Jin-Dong Kim1*, Ngan Nguyen2, Yue Wang1, Jun'ichi Tsujii3, Toshihisa Takagi4 and Akinori Yonezawa1

Author Affiliations

1 Database Center for Life Science, Research Organization of Information and Science, 2-11-16 Yayoi, Bunkyo-ku, Tokyo, Japan

2 Department of Information science, University of Tokyo, 7-3-1 Hongo, Bunkyo-ku, Tokyo, Japan

3 Microsoft Research Asia, 5 Dan Ling Street, Haidian District, Beijing, China

4 Department of Computational Biology, University of Tokyo, 5-1-5 Kashiwa-no-ha, Kashiwa, Chiba, Japan

For all author emails, please log on.

BMC Bioinformatics 2012, 13(Suppl 11):S1  doi:10.1186/1471-2105-13-S11-S1

Published: 26 June 2012

Abstract

Background

The Genia task, when it was introduced in 2009, was the first community-wide effort to address a fine-grained, structural information extraction from biomedical literature.

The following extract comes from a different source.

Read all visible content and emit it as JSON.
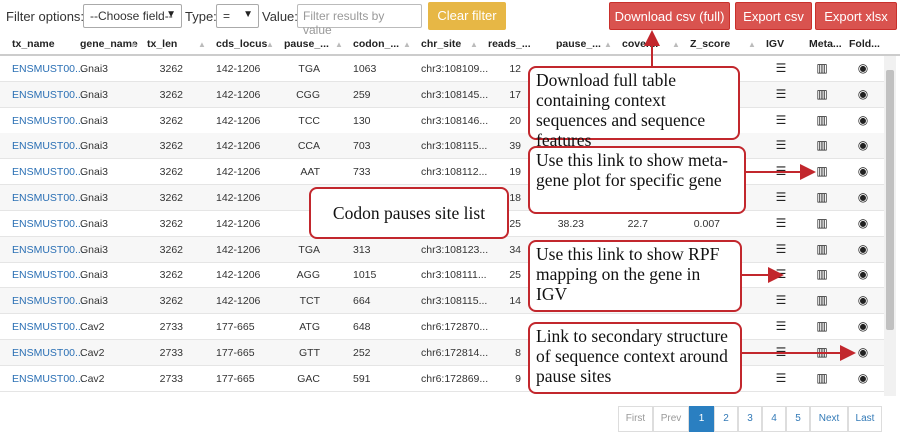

Arranged for the second time as one of the main tasks of BioNLP Shared Task 2011, it aimed to measure the progress of the community since 2009, and to evaluate generalization of the technology to full text papers. The Protein Coreference task was arranged as one of the supporting tasks, motivated from one of the lessons of the 2009 task that the abundance of coreference structures in natural language text hinders further improvement with the Genia task.

Results

The Genia task received final submissions from 15 teams. The results show that the community has made a significant progress, marking 74% of the best F-score in extracting bio-molecular events of simple structure, e.g., gene expressions, and 45% ~ 48% in extracting those of complex structure, e.g., regulations. The Protein Coreference task received 6 final submissions. The results show that the coreference resolution performance in biomedical domain is lagging behind that in newswire domain, cf. 50% vs. 66% in MUC score. Particularly, in terms of protein coreference resolution the best system achieved 34% in F-score.

Conclusions

Detailed analysis performed on the results improves our insight into the problem and suggests the directions for further improvements.